Once Cashman starts digging, he'll find several issues that need to be addressed. We'll see if he and the Steinbrenner family have the stomach for the tougher ones, starting with Derek Jeter's contract.
PAYING THE CAPTAIN: Executives acknowledge they have no idea what Jeter will ask for in his new contract – whether he'll demand to be paid for his legacy in the Bronx or if he'll be sufficiently self-aware to know he's in decline, coming off the worst season of his career.
As a 36-year-old singles hitter with limited range, albeit with a true arm, Jeter wouldn't command more than $8 million to $10 million a year on the open market, and that's assuming anyone else would actually attempt to sign him. The Yankees saw for themselves how wide the gap was between Jeter and a younger, more athletic shortstop like Elvis Andrus. But it's not as if they can do anything about it. They're stuck with him, probably for the next three years.
The Yankees will likely offer Jeter a pay cut from his current $20 million annual salary. Once that happens, we'll see how much good will actually exists on both sides. A contract worth, say, $15 million would be more than fair, given Jeter's trend line and age, but it's hard to believe the captain would accept a 25 percent cut.

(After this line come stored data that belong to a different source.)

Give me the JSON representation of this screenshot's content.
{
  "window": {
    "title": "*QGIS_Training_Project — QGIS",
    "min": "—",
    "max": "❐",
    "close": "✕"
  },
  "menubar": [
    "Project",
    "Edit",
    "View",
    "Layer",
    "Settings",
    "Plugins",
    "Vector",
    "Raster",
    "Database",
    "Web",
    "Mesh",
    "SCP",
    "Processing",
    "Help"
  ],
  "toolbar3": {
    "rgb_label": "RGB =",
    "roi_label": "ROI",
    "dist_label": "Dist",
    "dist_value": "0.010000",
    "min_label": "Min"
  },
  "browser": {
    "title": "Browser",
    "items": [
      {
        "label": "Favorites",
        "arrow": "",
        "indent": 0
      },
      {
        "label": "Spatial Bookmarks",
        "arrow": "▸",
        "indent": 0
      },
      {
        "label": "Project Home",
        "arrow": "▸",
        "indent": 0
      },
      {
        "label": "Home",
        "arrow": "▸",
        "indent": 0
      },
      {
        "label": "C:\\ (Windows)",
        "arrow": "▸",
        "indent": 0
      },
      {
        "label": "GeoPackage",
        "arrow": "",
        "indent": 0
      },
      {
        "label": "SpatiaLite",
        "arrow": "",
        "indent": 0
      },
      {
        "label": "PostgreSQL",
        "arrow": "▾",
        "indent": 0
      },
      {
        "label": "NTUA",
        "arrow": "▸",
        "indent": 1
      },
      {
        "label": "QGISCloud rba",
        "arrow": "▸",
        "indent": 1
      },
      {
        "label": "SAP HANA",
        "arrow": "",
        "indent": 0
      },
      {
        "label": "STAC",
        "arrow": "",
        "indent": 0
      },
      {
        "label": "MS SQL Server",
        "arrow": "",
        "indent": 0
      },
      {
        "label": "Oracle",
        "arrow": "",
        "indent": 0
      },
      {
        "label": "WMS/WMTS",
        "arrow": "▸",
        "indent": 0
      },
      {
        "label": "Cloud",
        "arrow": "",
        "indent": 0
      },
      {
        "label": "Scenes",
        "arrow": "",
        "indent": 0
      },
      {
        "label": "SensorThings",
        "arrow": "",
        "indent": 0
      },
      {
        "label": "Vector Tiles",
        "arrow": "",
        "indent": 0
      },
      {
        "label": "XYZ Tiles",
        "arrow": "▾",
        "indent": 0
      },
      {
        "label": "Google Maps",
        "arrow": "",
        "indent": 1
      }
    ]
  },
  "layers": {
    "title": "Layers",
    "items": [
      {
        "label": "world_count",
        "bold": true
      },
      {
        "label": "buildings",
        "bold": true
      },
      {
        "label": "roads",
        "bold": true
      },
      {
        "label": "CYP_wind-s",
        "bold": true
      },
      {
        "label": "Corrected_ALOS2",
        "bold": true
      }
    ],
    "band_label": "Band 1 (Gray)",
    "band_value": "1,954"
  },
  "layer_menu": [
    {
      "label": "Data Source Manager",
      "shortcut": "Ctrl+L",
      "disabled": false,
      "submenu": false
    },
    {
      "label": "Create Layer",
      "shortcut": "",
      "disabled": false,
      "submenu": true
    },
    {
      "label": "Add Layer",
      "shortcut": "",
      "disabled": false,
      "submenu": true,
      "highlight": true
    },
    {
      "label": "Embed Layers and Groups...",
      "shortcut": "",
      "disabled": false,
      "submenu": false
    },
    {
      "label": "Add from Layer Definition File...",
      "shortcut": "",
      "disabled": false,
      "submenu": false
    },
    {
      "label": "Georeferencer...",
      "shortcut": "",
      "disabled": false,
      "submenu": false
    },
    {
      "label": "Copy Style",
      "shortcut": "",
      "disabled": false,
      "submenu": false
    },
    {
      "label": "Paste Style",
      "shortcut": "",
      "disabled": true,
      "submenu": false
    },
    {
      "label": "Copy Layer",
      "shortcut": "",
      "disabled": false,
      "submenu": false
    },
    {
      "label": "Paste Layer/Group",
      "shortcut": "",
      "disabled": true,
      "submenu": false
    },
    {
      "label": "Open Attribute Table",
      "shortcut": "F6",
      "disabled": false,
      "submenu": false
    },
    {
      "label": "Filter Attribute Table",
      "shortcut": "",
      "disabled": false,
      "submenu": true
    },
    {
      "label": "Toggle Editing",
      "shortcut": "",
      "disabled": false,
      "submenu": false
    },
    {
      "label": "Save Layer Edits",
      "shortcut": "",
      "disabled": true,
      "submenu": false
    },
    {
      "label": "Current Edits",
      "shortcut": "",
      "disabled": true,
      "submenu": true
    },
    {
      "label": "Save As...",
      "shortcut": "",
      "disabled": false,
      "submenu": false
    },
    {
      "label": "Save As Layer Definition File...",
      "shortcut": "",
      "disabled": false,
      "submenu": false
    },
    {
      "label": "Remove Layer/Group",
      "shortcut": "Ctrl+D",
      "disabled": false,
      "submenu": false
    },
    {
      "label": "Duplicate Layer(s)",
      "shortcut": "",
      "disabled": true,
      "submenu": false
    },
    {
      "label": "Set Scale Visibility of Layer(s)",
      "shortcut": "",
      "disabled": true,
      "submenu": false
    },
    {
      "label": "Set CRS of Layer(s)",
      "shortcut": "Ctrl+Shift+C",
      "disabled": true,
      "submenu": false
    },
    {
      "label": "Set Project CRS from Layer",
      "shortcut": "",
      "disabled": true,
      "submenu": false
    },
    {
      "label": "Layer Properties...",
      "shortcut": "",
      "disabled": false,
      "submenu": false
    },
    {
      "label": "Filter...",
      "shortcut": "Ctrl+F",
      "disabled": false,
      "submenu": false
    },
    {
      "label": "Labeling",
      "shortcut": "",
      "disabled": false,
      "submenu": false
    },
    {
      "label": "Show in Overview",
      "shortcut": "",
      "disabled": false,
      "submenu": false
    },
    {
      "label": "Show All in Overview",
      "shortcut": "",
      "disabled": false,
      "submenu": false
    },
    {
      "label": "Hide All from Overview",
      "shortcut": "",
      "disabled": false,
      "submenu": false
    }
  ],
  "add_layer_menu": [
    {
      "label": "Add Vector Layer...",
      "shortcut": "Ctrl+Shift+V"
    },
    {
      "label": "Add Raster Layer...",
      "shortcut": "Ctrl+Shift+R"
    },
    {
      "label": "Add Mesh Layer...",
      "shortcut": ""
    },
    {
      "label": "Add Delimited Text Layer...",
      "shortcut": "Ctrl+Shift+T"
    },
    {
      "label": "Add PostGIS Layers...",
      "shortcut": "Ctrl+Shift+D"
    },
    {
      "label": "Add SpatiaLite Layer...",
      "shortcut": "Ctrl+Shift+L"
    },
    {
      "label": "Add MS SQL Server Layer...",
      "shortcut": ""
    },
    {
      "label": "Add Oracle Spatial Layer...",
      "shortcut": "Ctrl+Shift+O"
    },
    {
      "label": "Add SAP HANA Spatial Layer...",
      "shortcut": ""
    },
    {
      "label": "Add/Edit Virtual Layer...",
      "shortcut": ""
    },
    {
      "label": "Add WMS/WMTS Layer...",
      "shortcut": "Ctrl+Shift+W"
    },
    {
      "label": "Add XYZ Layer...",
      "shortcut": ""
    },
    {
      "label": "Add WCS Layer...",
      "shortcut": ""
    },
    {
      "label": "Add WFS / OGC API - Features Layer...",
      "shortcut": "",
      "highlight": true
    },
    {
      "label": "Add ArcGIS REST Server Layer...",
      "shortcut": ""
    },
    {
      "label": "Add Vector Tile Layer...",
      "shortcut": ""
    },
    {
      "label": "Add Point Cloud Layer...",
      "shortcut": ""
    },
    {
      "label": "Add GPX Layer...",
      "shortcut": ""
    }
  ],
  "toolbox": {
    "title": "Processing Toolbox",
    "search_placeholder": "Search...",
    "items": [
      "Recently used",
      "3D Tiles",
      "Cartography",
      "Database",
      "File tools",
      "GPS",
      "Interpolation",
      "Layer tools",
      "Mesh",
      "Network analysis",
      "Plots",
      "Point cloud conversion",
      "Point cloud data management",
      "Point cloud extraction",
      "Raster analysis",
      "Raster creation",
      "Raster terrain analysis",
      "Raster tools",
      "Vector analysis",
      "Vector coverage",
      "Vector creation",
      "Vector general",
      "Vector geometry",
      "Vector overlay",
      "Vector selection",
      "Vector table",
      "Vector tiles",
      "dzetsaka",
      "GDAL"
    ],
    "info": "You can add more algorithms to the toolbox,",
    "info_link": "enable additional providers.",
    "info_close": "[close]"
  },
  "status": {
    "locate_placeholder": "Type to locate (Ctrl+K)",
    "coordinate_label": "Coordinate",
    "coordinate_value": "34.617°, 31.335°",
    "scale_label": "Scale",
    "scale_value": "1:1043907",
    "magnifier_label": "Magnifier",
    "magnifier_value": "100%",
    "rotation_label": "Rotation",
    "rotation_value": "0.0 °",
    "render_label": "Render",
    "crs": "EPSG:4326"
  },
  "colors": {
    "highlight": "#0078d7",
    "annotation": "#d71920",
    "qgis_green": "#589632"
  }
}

What's more, the Yankees will ask Jeter to consider reducing his playing time in 2011 and will push to drop him in the batting order. With a .270 average and .340 on-base percentage, he's better suited to hit in the No. 8 or No. 9 spot. Do the Yankees dare impose their will on one of the most popular (and headstrong) players in the team's history?
RE-SIGNING THE MANAGER: Cashman made it clear Joe Girardi will be back in 2011 and beyond, and for a raise, too. The GM had no quarrels with the way Girardi moved the chess pieces during the ALCS, although Cashman, no dummy, was merely protecting him instead of actually critiquing him.
Girardi's over-reliance on numbers failed the Yankees time and again in the final week of the season, revealing a lack of trust in his own instincts. As a result, the Yankees never found that “on” switch in Game 6, because Girardi didn't know how to ask for it. It's not in his nature to peel away the layers of his players' psychological flesh.
Instead, the manager relied on matchups, trends and data – all the trimmings of the sabermetric era. When it came time to find an actual leader, someone to put together a monstrous 10-pitch at-bat against Colby Lewis when the season was slipping away, not a single Yankee stepped up. That's not just an indictment of the players, but their lackluster manager as well.
RE-SIGNING MARIANO RIVERA and ANDY PETTITTE: One of these two tasks will be simple enough to accomplish in a single set of phone calls. Rivera wants to return for one more year and won't haggle about money. He's told friends he'll accept the same salary ($15 million) he's made since 2008.
Pettitte's career is at a more critical point. He clearly wants to keep playing, proving he’s just as effective today as he was a decade ago. But, at 38, with pressure from his family to come home, he'll have to square his decision with his wife. The Yankees also know that, even if Pettitte agrees to another contract, they can no longer count on his being healthy for an entire season.
The groin injury that kept him on the DL for more than two months was the classic red flag of an aging player; the Bombers were only lucky that it wasn't his arm.
SIGNING CLIFF LEE: To say the Bombers will empty their coffers for Lee is like saying Bill Gates has a few loose dollars lying around. If the courtship of Lee is only about money, then the Yankees will be first on a list with no No. 2s.
What the Bombers don't know, however, is whether Lee will be swayed by the monsoon of good will being generated in the Rangers' clubhouse, not to mention the lure of playing for a man's-man baseball executive in Nolan Ryan.
The fact that Lee is represented by the hard-core Darek Braunecker suggests the great left-hander's serious about being rewarded for his excellence, as is his right. There'll be no ole-boy discounts, not even for Ryan. The Yankees certainly could use Lee: he's the sort of alpha male who would've made all the difference in the world in a postseason that ended in embarrassment. Any set of forensics will tell you that.